Paul closes with a final prayer for God’s grace to flow into their lives through their relationship with Christ. He prayed that God’s powerful, abundant grace and goodness which they did not deserve would strengthen and empower them from their inner spirit to live the Christ-like life that God had called them to live. To live free – from the law, from the flesh, and from the pressure of religious leaders and influencers.

Key Takeaway

What motivates your choices and lifestyle as a Christian?

“The law was powerless to change lives. It focused on the externals. The grace of Christ is powerful because it changes us from the inside out.

Every person struggles with selfishness.
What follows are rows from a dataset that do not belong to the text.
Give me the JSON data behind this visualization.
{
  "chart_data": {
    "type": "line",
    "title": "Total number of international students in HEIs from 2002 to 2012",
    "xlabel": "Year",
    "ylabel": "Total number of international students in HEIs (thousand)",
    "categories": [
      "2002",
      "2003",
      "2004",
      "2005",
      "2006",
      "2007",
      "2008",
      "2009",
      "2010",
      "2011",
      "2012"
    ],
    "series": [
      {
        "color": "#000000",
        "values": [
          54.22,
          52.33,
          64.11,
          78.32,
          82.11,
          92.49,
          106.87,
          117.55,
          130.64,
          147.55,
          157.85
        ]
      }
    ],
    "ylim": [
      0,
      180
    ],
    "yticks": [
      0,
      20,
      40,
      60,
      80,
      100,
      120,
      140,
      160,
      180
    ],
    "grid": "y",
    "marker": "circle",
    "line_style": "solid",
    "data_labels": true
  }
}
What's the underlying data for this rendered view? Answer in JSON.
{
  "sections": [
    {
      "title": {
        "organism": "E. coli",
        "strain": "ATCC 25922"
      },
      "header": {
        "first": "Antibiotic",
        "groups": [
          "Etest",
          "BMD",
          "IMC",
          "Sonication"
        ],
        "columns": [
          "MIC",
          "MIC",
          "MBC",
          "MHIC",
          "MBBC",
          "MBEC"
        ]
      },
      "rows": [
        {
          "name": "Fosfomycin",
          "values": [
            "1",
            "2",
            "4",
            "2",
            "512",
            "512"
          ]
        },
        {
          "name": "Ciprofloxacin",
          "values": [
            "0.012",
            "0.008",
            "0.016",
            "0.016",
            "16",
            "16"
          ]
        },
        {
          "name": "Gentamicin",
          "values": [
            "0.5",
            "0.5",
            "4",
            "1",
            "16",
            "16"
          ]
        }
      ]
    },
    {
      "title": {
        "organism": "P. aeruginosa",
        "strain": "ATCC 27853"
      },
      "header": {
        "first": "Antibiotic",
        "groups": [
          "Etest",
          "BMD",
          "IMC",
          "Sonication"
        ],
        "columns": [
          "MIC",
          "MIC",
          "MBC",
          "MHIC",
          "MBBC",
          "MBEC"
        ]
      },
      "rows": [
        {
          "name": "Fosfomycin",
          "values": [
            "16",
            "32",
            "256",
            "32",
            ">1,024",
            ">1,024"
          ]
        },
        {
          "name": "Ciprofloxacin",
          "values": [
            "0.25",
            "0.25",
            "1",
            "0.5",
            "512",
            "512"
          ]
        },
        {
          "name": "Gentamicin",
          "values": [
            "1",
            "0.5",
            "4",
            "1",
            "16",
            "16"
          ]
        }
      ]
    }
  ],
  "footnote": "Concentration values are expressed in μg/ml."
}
We get preoccupied with our finances, our families, our loneliness, our time crunches, and our aches and pains. Yet all around us are people sharing the same problems. They are so overcome by difficulties that often they are emotionally and spiritually down. Grace frees us and empowers us by the Holy Spirit to reach out and to love them in word and deed.

  • Are you bearing others’ burdens? Do you give to support the work of your church and pastor? …
  • When you … serve others, what is your motive? Do you do it, like the Judaizers, to make a good impression? Or do you do it as appreciation for what God has done for you?”[1]

As a church, let’s live free. Let’s be motivated by the cross of Christ to care for one another, serve one another, and point one another to Christ.


[1] Max Anders, Galatians-Colossians, vol. 8, Holman New Testament Commentary (Nashville, TN: Broadman & Holman Publishers, 1999), 81–82.